At Deutsche Welle, Hans Spross reports on the long road that lies ahead of China in trying to shake its coal reliance, noting optimism from Greepeace East Asia’s Li Shuo:

What matters is how fast and how comprehensively China can become independent of coal. Even Germany, which sees itself as a leader of the green energy revolution, is making this transition only slowly.

At present, China produces about 75 percent of its electricity from coal. In Germany, the figure is 44 percent. China faces the bigger technical challenge, since its total energy demand is greater and still growing fast – its demand for electricity is expected to grow by over 70 percent by 2035.

It’s an open question as to whether China can break the link between economic growth and consumption of coal – and thus carbon dioxide emissions.

[…] But Li Shuo, a climate and energy campaigner at Greenpeace East Asia, is optimistic that this is possible. “In the first three quarters of 2014, China experienced a decline in coal consumption by 1-2 percent, while economic growth was still at around 7 percent,” Li told Deutsche Welle. For the first time, coal consumption has declined in absolute terms, he said.

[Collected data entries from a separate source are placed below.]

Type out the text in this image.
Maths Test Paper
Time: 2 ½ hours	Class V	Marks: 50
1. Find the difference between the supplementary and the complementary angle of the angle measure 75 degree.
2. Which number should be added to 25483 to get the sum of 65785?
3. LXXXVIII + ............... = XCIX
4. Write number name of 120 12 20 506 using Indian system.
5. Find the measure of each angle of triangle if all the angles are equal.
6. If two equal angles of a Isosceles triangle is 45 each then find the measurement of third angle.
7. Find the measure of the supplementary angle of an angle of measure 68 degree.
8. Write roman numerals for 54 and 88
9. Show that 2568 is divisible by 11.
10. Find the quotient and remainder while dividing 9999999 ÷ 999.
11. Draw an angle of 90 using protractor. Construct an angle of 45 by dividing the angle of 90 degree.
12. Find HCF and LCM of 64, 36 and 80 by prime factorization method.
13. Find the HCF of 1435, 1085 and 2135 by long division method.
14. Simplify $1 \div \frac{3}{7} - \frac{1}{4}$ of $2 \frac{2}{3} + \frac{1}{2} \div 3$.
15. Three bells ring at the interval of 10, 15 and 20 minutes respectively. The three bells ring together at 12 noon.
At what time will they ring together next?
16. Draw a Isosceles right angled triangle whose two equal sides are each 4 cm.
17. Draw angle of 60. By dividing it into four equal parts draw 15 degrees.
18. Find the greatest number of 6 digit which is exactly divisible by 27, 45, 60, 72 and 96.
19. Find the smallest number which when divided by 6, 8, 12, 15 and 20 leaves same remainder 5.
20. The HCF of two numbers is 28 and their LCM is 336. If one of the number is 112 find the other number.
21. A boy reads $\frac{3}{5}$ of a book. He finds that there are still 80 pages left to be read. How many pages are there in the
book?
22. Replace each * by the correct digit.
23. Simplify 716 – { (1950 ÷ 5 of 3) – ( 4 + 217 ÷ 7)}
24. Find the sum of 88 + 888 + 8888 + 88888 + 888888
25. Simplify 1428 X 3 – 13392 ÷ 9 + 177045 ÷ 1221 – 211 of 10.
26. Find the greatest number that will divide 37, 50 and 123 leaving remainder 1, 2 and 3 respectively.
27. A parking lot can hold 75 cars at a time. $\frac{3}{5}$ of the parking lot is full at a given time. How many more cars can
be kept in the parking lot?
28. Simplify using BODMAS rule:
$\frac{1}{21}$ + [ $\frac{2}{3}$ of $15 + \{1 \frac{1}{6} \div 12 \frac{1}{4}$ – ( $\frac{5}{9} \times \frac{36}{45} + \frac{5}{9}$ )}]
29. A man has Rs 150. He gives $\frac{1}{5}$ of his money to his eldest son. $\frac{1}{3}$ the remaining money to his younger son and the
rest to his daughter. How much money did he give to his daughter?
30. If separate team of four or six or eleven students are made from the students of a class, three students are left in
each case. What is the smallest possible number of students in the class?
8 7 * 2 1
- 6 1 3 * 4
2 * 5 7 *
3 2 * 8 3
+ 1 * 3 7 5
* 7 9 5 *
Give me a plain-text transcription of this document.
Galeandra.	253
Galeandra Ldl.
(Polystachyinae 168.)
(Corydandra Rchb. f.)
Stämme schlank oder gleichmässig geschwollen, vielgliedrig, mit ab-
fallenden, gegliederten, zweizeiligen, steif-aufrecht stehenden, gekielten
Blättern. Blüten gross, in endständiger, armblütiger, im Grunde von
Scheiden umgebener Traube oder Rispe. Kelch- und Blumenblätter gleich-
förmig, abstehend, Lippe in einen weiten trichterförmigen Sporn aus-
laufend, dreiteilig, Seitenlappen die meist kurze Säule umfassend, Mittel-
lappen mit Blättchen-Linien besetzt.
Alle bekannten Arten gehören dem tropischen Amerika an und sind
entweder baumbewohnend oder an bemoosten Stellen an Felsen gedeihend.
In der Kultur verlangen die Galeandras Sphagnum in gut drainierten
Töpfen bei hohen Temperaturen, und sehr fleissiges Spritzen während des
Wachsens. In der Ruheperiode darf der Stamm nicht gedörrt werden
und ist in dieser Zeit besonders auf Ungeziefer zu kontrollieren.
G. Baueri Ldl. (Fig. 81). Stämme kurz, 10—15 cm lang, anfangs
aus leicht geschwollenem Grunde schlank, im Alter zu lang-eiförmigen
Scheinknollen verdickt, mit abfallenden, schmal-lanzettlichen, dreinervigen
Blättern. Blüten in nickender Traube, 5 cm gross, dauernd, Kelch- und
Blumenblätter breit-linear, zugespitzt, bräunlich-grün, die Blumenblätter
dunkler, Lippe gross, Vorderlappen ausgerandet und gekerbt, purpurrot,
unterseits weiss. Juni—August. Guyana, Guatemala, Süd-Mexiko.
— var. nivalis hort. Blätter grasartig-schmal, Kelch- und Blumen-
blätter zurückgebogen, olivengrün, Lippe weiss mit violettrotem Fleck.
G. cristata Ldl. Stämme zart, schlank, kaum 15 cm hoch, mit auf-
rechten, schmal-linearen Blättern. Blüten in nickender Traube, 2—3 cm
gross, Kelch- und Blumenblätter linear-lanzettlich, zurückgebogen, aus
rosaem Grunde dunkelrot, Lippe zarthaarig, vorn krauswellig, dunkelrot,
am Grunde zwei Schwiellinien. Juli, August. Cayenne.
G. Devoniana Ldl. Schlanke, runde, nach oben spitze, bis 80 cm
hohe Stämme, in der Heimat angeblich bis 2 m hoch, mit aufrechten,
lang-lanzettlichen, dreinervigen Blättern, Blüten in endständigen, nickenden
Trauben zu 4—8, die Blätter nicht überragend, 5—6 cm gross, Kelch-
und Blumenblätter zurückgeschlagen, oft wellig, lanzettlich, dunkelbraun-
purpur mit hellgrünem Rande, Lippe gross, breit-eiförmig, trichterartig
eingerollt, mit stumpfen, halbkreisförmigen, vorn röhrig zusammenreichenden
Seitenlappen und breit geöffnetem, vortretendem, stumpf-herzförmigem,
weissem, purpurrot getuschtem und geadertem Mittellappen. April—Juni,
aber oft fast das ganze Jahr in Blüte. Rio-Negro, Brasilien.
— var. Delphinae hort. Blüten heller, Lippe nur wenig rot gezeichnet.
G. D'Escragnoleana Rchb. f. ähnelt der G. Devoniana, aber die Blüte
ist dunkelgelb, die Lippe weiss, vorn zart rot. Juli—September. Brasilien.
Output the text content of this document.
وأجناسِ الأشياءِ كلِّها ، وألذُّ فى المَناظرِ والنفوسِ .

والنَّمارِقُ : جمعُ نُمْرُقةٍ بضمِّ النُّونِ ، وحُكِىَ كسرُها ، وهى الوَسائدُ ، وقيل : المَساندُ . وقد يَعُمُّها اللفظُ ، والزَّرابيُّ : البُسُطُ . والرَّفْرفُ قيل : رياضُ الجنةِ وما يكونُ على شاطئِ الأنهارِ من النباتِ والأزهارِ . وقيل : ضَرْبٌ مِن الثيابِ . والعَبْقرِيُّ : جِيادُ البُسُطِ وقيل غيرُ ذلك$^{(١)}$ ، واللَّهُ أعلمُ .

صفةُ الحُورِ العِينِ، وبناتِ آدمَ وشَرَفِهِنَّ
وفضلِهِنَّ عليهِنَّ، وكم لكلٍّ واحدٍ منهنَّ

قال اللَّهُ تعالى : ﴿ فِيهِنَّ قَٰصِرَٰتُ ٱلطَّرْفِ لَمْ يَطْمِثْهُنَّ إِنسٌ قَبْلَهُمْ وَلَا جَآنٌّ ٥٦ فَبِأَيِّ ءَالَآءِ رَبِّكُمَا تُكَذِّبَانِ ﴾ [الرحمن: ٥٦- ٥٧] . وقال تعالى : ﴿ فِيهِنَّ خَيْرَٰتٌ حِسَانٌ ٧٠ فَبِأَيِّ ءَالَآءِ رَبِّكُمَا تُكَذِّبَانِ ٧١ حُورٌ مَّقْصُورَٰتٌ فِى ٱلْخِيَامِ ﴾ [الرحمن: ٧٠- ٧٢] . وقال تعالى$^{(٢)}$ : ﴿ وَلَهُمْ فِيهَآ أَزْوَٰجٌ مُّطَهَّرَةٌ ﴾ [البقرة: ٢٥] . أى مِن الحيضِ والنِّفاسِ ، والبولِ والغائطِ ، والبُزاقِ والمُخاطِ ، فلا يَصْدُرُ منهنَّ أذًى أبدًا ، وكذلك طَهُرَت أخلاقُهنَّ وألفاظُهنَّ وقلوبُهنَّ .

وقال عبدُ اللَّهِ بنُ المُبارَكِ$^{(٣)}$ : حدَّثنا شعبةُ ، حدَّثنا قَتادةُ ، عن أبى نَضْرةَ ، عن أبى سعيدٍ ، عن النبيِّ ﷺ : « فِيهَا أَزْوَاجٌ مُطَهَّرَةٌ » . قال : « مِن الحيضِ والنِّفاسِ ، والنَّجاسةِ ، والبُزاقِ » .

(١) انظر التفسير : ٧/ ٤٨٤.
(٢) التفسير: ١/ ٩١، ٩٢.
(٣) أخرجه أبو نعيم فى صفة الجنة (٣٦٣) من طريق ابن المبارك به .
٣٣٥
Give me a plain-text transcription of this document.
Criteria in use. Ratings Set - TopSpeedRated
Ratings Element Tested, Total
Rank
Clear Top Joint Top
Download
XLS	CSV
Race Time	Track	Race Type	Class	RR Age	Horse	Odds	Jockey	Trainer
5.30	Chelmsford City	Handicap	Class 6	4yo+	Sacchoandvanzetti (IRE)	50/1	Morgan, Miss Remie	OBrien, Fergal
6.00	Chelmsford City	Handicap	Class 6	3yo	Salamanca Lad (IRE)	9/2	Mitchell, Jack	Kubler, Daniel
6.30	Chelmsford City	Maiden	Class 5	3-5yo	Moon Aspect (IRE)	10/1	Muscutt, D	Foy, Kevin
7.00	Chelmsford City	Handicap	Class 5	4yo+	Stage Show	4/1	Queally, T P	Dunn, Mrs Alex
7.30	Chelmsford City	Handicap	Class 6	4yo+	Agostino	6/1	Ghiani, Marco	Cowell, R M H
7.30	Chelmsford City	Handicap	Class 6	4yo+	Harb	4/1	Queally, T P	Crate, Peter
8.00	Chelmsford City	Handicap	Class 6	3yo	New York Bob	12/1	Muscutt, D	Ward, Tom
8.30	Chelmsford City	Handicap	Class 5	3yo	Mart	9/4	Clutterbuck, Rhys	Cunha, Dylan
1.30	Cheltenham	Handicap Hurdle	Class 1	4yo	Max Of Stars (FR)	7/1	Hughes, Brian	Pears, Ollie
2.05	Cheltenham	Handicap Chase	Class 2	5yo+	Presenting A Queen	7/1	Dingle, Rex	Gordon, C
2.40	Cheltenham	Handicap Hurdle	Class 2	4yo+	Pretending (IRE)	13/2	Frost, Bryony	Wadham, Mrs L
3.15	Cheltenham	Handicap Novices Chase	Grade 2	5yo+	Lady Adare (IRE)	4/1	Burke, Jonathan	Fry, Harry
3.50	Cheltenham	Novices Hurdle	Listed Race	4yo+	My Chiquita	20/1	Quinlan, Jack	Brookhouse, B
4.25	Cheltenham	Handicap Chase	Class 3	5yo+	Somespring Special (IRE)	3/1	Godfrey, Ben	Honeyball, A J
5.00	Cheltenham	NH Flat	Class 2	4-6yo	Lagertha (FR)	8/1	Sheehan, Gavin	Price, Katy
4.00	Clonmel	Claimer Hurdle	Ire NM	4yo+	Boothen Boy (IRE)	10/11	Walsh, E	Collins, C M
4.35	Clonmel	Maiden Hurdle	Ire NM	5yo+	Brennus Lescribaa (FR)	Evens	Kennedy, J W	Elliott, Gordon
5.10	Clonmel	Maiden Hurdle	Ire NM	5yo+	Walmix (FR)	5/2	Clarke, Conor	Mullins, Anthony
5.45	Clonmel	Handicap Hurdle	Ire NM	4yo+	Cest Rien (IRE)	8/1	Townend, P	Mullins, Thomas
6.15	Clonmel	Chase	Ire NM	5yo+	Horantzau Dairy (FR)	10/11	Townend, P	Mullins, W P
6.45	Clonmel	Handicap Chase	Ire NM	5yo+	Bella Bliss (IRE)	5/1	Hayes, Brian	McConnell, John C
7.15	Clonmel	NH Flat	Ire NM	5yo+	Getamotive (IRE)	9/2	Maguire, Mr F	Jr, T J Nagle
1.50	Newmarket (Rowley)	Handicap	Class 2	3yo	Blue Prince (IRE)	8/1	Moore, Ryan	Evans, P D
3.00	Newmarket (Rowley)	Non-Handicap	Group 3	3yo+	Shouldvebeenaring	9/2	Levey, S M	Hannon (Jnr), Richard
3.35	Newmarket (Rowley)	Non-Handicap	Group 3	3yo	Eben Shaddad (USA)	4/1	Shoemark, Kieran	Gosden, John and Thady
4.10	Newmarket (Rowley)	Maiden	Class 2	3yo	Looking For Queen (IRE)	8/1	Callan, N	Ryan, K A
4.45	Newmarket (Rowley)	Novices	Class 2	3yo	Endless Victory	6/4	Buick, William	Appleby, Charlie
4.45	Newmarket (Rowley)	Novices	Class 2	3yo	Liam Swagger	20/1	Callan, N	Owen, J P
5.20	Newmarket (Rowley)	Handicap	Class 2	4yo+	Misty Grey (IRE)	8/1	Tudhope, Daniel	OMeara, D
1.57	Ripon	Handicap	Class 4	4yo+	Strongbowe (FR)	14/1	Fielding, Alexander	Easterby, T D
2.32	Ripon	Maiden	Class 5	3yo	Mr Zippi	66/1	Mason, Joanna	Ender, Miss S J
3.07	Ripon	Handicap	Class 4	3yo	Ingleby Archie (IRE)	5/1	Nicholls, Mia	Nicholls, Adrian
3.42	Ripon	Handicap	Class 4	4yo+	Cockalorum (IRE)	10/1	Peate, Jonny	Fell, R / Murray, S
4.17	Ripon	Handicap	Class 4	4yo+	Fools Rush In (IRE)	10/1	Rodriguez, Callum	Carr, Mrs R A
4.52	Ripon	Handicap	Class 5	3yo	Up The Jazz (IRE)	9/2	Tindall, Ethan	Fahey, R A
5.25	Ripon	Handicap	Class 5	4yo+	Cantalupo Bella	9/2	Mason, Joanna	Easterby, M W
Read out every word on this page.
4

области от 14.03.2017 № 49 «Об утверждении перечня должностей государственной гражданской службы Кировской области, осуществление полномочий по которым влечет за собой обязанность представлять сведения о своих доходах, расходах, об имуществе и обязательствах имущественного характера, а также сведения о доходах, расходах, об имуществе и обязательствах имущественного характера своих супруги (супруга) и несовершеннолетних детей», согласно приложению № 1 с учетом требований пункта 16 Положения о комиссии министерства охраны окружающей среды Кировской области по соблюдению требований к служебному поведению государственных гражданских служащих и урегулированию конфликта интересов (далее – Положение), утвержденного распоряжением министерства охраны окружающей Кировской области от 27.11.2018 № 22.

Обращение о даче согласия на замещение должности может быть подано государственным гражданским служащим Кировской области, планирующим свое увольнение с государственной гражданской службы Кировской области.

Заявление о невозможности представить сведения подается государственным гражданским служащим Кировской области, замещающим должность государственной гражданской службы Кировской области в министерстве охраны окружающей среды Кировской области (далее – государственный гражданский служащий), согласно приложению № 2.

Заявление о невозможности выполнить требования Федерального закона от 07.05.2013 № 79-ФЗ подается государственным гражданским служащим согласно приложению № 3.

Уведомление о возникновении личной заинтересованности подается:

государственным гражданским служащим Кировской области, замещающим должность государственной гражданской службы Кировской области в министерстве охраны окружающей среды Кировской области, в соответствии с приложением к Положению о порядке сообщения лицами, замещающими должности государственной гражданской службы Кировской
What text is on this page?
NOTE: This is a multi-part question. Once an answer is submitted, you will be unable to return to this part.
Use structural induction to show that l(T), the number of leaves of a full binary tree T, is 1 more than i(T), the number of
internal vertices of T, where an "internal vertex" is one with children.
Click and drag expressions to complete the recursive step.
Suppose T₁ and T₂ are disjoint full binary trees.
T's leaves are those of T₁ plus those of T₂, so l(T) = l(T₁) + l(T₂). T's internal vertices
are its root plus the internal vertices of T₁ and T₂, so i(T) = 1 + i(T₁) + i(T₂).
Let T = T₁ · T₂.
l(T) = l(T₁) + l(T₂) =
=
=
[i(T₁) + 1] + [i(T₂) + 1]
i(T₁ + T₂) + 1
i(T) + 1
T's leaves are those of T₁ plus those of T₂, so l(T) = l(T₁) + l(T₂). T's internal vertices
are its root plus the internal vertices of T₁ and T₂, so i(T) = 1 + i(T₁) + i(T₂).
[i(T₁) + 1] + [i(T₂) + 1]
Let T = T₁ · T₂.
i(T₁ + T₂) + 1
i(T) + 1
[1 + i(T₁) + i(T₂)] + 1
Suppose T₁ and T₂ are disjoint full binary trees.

And while this is not an energy transition on the German model, it could the “be the beginning of an ambitious turnaround,” Li said, calling the next Five-Year Plan, from 2016 to 2020, “absolutely critical.” […] [Source]

Meanwhile, China Daily ran a English-language article quoting Gregory Boyce—CEO of Peabody Energy, the world’s largest private coal company—as he predicts coal’s lasting dominance in China.